Question. Would it make sense to calculate the "distance correlation" introduced by Székely et al.(2007) (also here on Wikipedia) among two probability measures $P$ and $Q$, i.e. $\mathcal{R}(P,Q)$, rather than between two random vectors $X$ and $Y$, as stated on the Székely et al.(2007) paper?
Edited after the Christian Hennig's Answer. @Christian Hennig, thanks! Do you mean something like this?
- If $X \sim P$ and $Y \sim Q$ and
- If (from @Artem Mavrin's reply in Joint probability measure - note that I used your notation for the joint probability, i.e. $J$)
the joint distribution of random variables $X$ and $Y$, defined on a common probability space $(\Omega, \mathcal{A}, J)$ and taking values in measurable spaces $(\mathcal{X}, \mathcal{B})$ and $(\mathcal{Y}, \mathcal{C})$, respectively, is the probability measure defined on $(\mathcal{X} \times \mathcal{Y}, \mathcal{B} \otimes\mathcal{C})$ by $$ J_{X, Y}(E) = J((X, Y) \in E) $$ for all $E \in \mathcal{B} \otimes \mathcal{C}$.
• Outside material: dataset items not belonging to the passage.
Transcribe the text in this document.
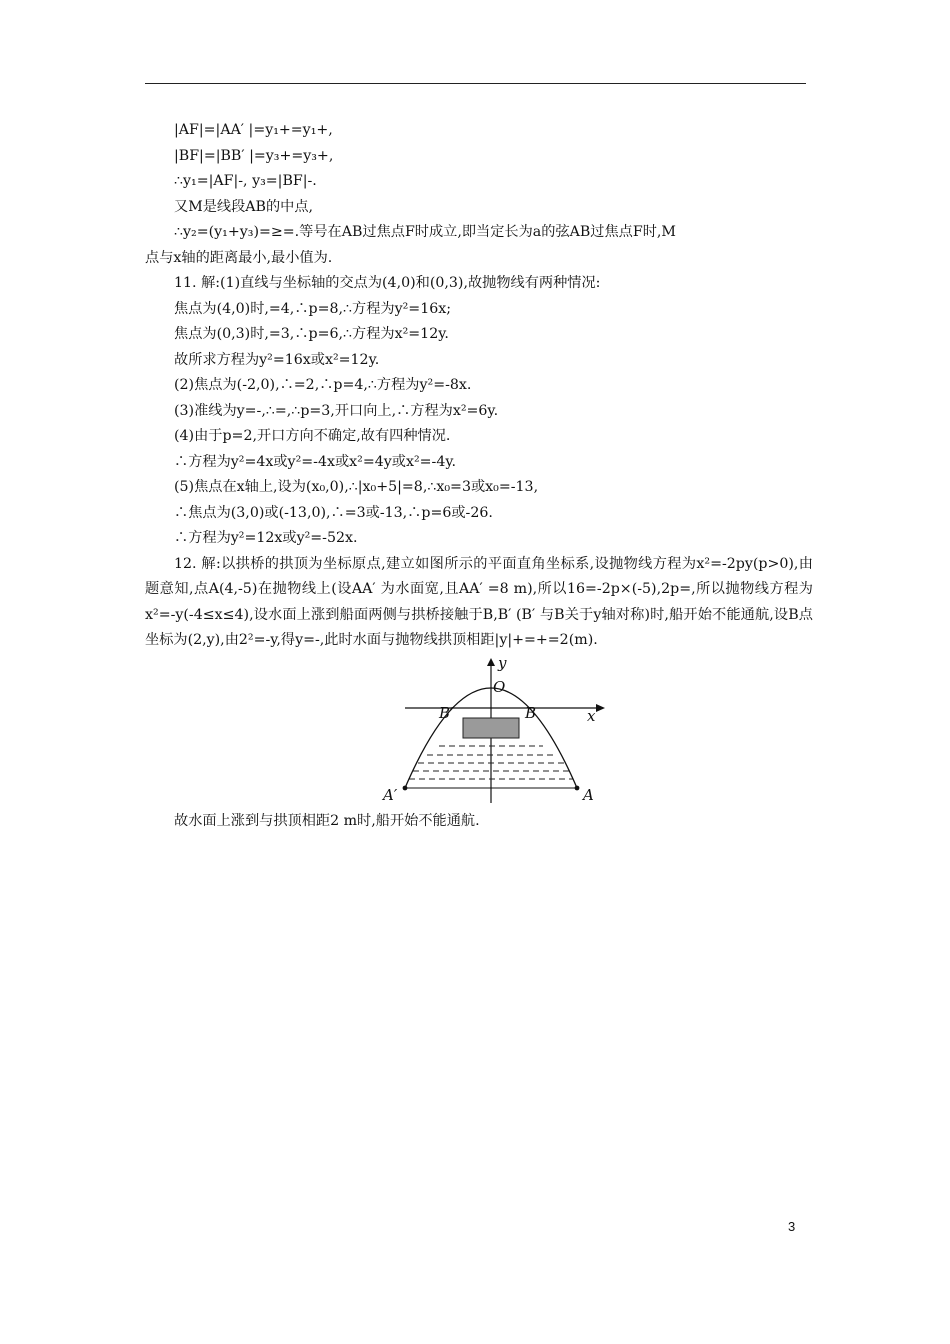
|AF|=|AA′ |=y₁+=y₁+,
|BF|=|BB′ |=y₃+=y₃+,
∴y₁=|AF|-, y₃=|BF|-.
又M是线段AB的中点,
∴y₂=(y₁+y₃)=≥=.等号在AB过焦点F时成立,即当定长为a的弦AB过焦点F时,M
点与x轴的距离最小,最小值为.
11. 解:(1)直线与坐标轴的交点为(4,0)和(0,3),故抛物线有两种情况:
焦点为(4,0)时,=4,∴p=8,∴方程为y²=16x;
焦点为(0,3)时,=3,∴p=6,∴方程为x²=12y.
故所求方程为y²=16x或x²=12y.
(2)焦点为(-2,0),∴=2,∴p=4,∴方程为y²=-8x.
(3)准线为y=-,∴=,∴p=3,开口向上,∴方程为x²=6y.
(4)由于p=2,开口方向不确定,故有四种情况.
∴方程为y²=4x或y²=-4x或x²=4y或x²=-4y.
(5)焦点在x轴上,设为(x₀,0),∴|x₀+5|=8,∴x₀=3或x₀=-13,
∴焦点为(3,0)或(-13,0),∴=3或-13,∴p=6或-26.
∴方程为y²=12x或y²=-52x.
12. 解:以拱桥的拱顶为坐标原点,建立如图所示的平面直角坐标系,设抛物线方程为x²=-2py(p>0),由题意知,点A(4,-5)在抛物线上(设AA′ 为水面宽,且AA′ =8 m),所以16=-2p×(-5),2p=,所以抛物线方程为x²=-y(-4≤x≤4),设水面上涨到船面两侧与拱桥接触于B,B′ (B′ 与B关于y轴对称)时,船开始不能通航,设B点坐标为(2,y),由2²=-y,得y=-,此时水面与抛物线拱顶相距|y|+=+=2(m).
y
O
x
B′	B
A′	A
故水面上涨到与拱顶相距2 m时,船开始不能通航.
3
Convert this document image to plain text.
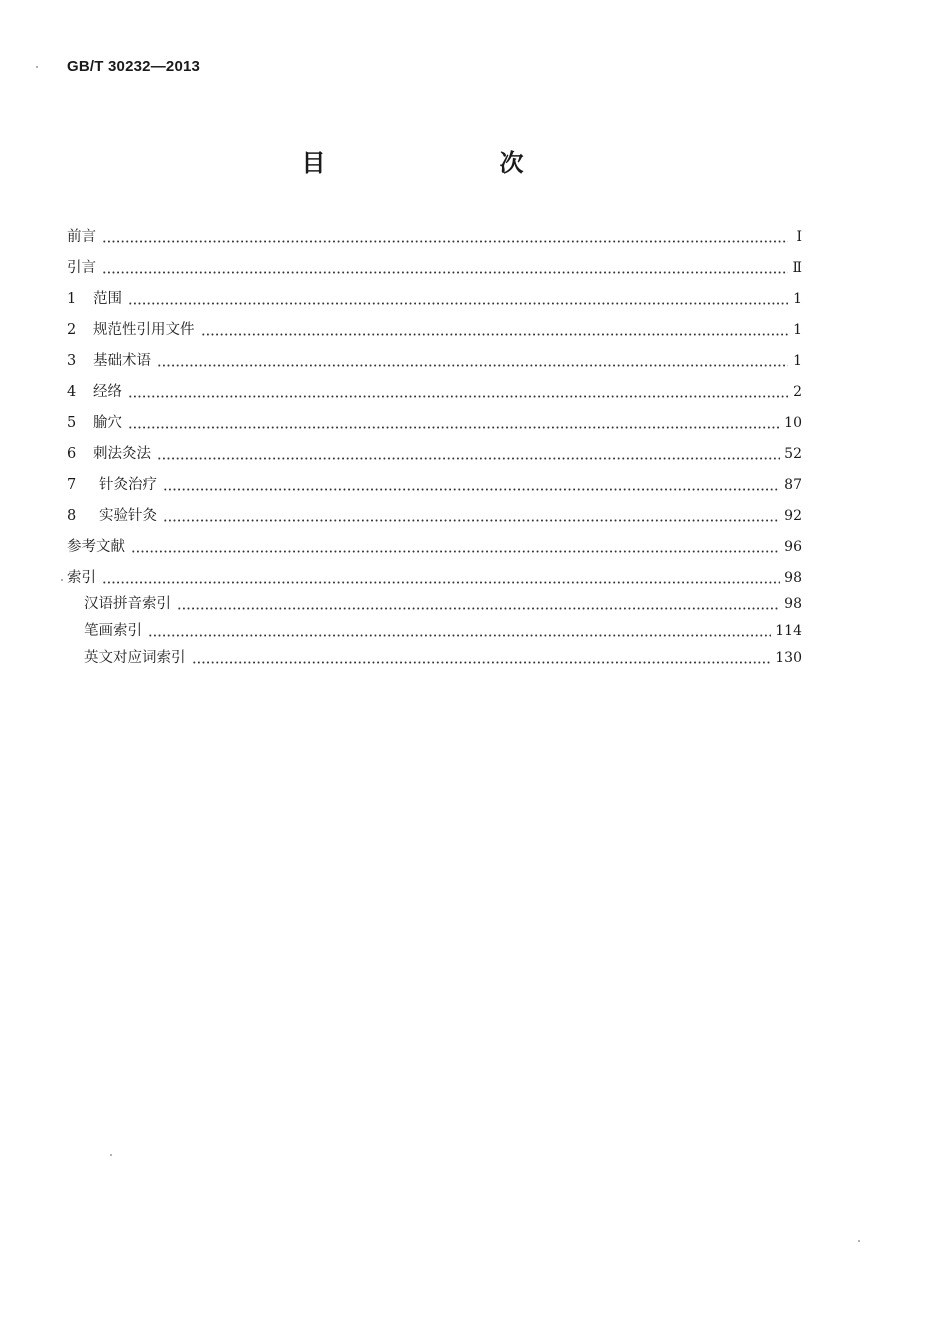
GB/T 30232—2013
目　　次
前言	Ⅰ
引言	Ⅱ
1	范围	1
2	规范性引用文件	1
3	基础术语	1
4	经络	2
5	腧穴	10
6	刺法灸法	52
7	针灸治疗	87
8	实验针灸	92
参考文献	96
索引	98
汉语拼音索引	98
笔画索引	114
英文对应词索引	130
- Then, we can calculate the correlation distance among two probability measures $P$ and $Q$, i.e. $\mathcal{R}(P,Q)=\mathcal{R}\left({J_{X, Y}(E)}\right)$.
But then, I would not know how to connect $\mathcal{R}(P,Q)=\mathcal{R}\left({J_{X, Y}(E)}\right)$ to $\mathcal{R}(X,Y)$, which is (the latter) what stated on the Székely et al.(2007) paper... I think I did not get this connection: $\mathcal{R}(P,Q) = \mathcal{R}(X,Y)$.